Example — successful settlement

{
  "paymentResponse.status": "AcceptedSettlementCompleted",
  "paymentResponse.paymentTransactionId": "de857816-3016-4567-86b6-8f418e36fb27"
}

Example — rail rejection

{
  "paymentResponse.status": "Rejected",
  "paymentResponse.paymentTransactionId": "de857816-3016-4567-86b6-8f418e36fb27",
  "paymentResponse.RejectReasonCode": [
    {
      "Code": "AANI.AM04",
      "Message": "Payment request cannot be executed as insufficient funds at debtor account."
    }
  ]
}

Example — LFI screening rejection

{
  "paymentResponse.status": "Rejected",
  "paymentResponse.RejectReasonCode": [
    {
      "Code": "LFI.ScreeningRejected",
      "Message": "Payment rejected by LFI screening controls."
    }
  ]
}

Response

Content-Type: application/json

A successful PATCH returns 204 No Content with no body. See the PATCH /payment-log/:id API Reference for the full schema.

GET /payments/:paymentId

Backs the TPP request GET https://rs1.LFICODE.apihub.openfinance.ae/open-finance/payment/v2.1/payments/{PaymentId}.

Returns the current state of a payment your LFI created via POST /payments. The TPP polls this to observe screening outcomes, rail settlement, and any subsequent rejection.

Request headers

See Common request headers.

Path parameters

Parameter	Type	Description
paymentId	string	The PaymentId your LFI returned from POST /payments

Response

Content-Type: application/json

The response shape mirrors the POST /payments 201 response — same data envelope, with the current Status, paymentTransactionId (once assigned by the rail), and any rejection details.

{
  "data": {
    "id": "5ff155ea-853f-480c-ac74-1eaed7c1201f",
    "consentId": "cac2381a-7111-4c5f-bc2f-4319a93da7c5",
    "paymentTransactionId": "de857816-3016-4567-86b6-8f418e36fb27",
    "status": "AcceptedSettlementCompleted",
    "statusUpdateDateTime": "2026-04-18T10:14:31Z",
    "creationDateTime": "2026-04-18T10:14:23Z",
    "instruction": {
      "Amount": { "amount": "125.50", "currency": "AED" }
    },
    "paymentPurposeCode": "GDDS",
    "openFinanceBilling": { "Type": "Collection" }
  },
  "meta": {}
}

Behavioural rules

Per GET /payments/{paymentId} Requirements:

#	Rule
1	Sustain period — Serve GET /payments/{paymentId} for at least 1 year from the payment's creation date.
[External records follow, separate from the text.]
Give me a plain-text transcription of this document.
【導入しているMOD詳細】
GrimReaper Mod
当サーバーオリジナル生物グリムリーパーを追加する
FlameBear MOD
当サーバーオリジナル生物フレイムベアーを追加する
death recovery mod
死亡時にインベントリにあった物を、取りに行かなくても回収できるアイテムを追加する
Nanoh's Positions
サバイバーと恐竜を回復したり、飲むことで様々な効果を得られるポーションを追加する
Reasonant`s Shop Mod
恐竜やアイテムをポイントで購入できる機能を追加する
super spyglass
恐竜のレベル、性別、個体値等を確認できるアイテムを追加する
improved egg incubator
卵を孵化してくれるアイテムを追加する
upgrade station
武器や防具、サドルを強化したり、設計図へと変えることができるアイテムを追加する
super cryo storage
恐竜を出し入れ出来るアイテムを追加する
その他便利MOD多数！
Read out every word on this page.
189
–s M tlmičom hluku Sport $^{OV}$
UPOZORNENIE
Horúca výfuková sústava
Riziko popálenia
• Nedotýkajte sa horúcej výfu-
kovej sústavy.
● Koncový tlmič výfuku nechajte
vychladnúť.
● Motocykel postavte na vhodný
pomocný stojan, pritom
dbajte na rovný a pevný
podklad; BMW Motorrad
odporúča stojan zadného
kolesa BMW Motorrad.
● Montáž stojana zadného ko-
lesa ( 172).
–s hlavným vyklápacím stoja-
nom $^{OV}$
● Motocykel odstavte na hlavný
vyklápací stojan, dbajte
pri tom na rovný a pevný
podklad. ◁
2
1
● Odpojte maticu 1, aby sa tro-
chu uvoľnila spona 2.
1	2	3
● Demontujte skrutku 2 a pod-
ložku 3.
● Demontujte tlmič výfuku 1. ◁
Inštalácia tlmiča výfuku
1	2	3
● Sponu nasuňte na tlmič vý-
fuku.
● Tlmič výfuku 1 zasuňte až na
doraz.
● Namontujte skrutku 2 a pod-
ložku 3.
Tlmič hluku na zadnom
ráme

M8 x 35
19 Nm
Within this window, the response MUST reflect the current status, including any later screening, rail, or reversal outcomes
2	Status consistency with the API Hub — The Status returned MUST exactly match the most recent value PATCHed to the API Hub Consent Manager via PATCH /payment-log/{id}. Any change in the LFI's systems MUST be reflected on both surfaces before it becomes observable to the TPP
3	paymentTransactionId consistency — Once the rail has assigned the end-to-end identifier and the LFI has PATCHed it to the Consent Manager, this endpoint MUST return the same value. Before assignment, omit the field entirely — do not return an empty string

Errors

Status	errorCode	When to use
404	Resource.NotFound	No payment exists for the supplied paymentId (or the payment exists but belongs to a different consent)
403	Consent.AccountTemporarilyBlocked / Consent.PermanentAccountAccessFailure	The debtor account has become inaccessible since the payment was created
500	GenericRecoverableError / GenericError	Transient or unrecoverable server error

See the GET /payments/{paymentId} API Reference for the full schema.